Documents produced by Catholic Relief Services (CRS), and obtained through the Freedom of Information Act (FOIA), reveal that CRS exposed over 3,000 teens to a video series promoting condom use. CRS implemented this program in a PEPFAR-funded project called “Support and Assistance to Indigenous Implementing Agencies” (SAIDIA).

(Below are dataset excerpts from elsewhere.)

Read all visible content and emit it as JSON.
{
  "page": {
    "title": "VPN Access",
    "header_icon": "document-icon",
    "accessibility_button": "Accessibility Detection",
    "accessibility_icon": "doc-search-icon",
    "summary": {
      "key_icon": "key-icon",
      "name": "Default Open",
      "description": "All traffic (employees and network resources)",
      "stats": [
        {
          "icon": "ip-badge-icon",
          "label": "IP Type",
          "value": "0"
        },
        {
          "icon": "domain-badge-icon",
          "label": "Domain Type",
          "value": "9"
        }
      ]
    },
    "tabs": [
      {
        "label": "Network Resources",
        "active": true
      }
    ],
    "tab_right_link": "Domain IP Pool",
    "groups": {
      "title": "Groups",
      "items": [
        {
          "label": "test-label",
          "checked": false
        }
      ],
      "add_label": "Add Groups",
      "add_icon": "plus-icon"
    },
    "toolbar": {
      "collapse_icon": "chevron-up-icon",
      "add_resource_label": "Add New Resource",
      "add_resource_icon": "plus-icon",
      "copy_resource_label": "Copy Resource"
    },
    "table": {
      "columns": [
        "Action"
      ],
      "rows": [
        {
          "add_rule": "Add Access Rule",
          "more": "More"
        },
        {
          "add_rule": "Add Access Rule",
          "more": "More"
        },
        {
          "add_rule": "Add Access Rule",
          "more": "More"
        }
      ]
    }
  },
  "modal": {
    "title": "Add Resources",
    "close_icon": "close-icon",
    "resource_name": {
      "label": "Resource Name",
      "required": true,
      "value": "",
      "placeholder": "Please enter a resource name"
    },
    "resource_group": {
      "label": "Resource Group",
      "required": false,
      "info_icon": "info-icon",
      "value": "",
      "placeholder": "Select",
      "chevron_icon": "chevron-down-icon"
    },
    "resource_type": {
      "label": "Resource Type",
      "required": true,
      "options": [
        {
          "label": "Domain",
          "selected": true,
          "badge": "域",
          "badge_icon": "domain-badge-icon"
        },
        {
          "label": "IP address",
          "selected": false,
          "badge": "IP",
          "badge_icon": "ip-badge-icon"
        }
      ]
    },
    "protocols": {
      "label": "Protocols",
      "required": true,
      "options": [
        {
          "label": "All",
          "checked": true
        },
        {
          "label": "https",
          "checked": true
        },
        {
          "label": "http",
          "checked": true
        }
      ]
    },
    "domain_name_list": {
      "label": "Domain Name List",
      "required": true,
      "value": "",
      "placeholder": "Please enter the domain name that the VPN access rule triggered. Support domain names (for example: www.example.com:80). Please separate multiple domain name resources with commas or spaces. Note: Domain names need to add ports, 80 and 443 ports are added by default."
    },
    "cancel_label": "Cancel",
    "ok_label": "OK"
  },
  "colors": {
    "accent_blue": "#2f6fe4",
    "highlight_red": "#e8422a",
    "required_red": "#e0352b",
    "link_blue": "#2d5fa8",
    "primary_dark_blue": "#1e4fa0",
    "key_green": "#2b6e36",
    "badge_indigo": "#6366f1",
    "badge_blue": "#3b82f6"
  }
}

At the end of 2011, CRS filed the SAIDIA annual report to PEPFAR for year three of the project. Population Research Institute and the Lepanto Institute obtained this and other documents from PEPFAR through the Freedom of Information Act. Page 141 of the FOIA documents, which is page 5 of the CRS-SAIDIA Annual Report Sept. 2010-2011, labels Shuga an “Abstinence and Be Faithful” (AB) program. CRS said, “The other intervention used during the project year was Shuga. It is a video based intervention that targets youth. This intervention was phased out towards the end of quarter three.” See exhibit A.
On page 142, CRS praises Shuga as a service provision that has “added value” to the AB programs. But the most telling evidence comes on page 155, where CRS indicates that it exposed 3,375 kids to Shuga. See exhibit B.
Even though CRS indicated that it “phased out” Shuga in the third quarter of Year 3 of the SAIDIA project, CRS’s grant application in 2012 for year 5, found on page 342 of the FOIA documents, suggests using series 1 and 2 of Shuga as an EBI to reach kids missed by the Healthy Choices and Families Matter Program.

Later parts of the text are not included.